ANDROÏDE



L’androïde est chez Dick le révélateur de la fibre humaine. Plus encore que le robot de compagnie tel le mouton électrique, c’est lui, par les paradoxes de son être ou de son non-être, qui dévoile l’humanité qui habite ou non notre carcasse de chair et d’os.

A priori, le robot le plus grotesque comme l’androïde le plus trompeur ont ceci de commun qu’ils ne sont que des mécaniques créées par l’homme. C’est Sam Barrows, patron capitaliste au corps indéniablement humain, qui l’affirme dans un dialogue ô combien socratique avec le « simulacre » d’Abraham Lincoln dans Le Bal des Schizos : « Un animal possède un héritage biologique et une physiologie que vous n’avez pas. Vous n’êtes que soupapes, fils et interrupteurs. Vous êtes une machine, comme euh… (Il réfléchit.) Comme une machine à filer la laine, ou une machine à vapeur. »1 Voilà pour le principe fondateur, d’essence réaliste : l’androïde est une machine comme les autres.

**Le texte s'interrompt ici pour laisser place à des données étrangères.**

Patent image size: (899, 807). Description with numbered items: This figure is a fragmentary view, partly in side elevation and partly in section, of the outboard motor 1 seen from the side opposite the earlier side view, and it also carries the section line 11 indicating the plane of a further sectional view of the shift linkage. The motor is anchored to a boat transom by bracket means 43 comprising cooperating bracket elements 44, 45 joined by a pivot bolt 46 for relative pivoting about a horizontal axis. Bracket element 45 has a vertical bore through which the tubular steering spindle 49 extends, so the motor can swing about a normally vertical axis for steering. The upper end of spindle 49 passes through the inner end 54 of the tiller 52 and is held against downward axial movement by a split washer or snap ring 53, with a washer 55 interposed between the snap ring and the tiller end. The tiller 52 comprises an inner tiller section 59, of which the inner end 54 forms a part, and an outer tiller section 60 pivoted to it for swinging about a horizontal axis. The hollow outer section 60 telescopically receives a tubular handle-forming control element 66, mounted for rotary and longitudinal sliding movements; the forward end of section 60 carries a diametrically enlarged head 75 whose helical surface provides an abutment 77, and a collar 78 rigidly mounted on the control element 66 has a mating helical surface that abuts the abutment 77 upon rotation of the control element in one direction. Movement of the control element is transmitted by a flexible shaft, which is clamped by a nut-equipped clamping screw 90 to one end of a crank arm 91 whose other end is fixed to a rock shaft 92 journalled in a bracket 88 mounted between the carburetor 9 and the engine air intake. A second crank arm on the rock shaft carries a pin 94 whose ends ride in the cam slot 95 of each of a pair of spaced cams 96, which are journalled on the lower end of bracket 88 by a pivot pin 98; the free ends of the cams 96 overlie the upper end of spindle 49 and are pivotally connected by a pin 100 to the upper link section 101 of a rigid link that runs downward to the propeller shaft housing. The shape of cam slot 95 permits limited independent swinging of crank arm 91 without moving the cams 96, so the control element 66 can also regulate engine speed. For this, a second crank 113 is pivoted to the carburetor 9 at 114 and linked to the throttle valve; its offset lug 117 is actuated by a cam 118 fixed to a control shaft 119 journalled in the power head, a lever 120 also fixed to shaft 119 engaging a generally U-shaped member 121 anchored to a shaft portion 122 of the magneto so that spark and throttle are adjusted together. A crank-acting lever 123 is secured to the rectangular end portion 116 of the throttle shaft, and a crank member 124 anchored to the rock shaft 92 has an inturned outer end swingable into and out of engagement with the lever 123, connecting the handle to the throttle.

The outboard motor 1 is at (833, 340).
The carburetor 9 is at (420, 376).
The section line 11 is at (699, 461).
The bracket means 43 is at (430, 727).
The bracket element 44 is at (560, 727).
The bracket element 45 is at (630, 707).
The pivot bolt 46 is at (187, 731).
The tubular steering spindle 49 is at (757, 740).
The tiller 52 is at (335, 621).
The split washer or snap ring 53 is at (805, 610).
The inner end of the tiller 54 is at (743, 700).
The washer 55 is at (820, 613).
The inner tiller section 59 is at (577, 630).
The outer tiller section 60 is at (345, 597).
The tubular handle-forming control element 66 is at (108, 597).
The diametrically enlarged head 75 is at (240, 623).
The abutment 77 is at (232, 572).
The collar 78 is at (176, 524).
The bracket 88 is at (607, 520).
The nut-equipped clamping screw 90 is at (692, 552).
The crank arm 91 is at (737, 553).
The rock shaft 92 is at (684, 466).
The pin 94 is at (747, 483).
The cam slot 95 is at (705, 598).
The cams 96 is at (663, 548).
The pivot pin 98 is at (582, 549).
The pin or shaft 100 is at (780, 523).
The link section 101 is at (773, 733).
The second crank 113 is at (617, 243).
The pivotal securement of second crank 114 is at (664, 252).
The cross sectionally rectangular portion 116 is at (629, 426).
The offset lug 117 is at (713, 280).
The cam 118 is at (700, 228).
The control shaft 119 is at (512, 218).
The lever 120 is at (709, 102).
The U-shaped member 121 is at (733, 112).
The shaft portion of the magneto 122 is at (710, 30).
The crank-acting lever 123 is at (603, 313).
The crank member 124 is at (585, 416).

Le second principe de réalité est de l’ordre de l’apparence : le robot aurait plutôt une tête d’aspirateur, des yeux de radar ou des pattes de char d’assaut, là où le « réplicant » du film Blade Runner de Ridley Scott ne peut être distingué au premier regard de son modèle humain. Rachel, la somptueuse et triste créature du long-métrage comme du roman qui en dessine la trame, Les androïdes rêvent-ils de moutons électriques ?, ne dit pas autre chose que l’infâme Sam Barrows : « Nous ne naissons pas, nous ne grandissons pas ; au lieu de mourir de vieillesse ou de maladie, nous nous usons, comme des fourmis. Tiens, encore des fourmis ! C’est ce que nous sommes. Pas vous, moi. Des machines réflexes recouvertes de chitine et dépourvues de vie réelle. »2 La belle « réplicante » valide donc le premier principe de la gent androïde. Mais cet aveu prend, entre ses lèvres, une toute autre saveur que dans la bouche de l’homme cynique du Bal des Schizos. En effet, tandis que sonnent ses paroles désabusées, la créature artificielle se déshabille. Elle se prépare à faire l’amour avec le chasseur Rick Deckard… dont la mission est d’éliminer les androïdes. Car l’homme, ce nettoyeur de machines récalcitrantes, est tombé amoureux de sa victime, à la façon de ces Sudistes qui ont trahi la « race blanche » à l’époque de l’esclavage en allant vivre avec leur belle négresse. Rachel, l’androïde qui rêverait d’être une vraie femme et dont les mots semblent d’une telle humanité, révèle à lui-même un homme qui agit telle une pure machine, incapable de la moindre pensée lorsqu’il exécute les androïdes. Lequel des deux êtres de cette fable éternelle est-il vraiment la fourmi ? Et lequel est-il le plus « humain » ?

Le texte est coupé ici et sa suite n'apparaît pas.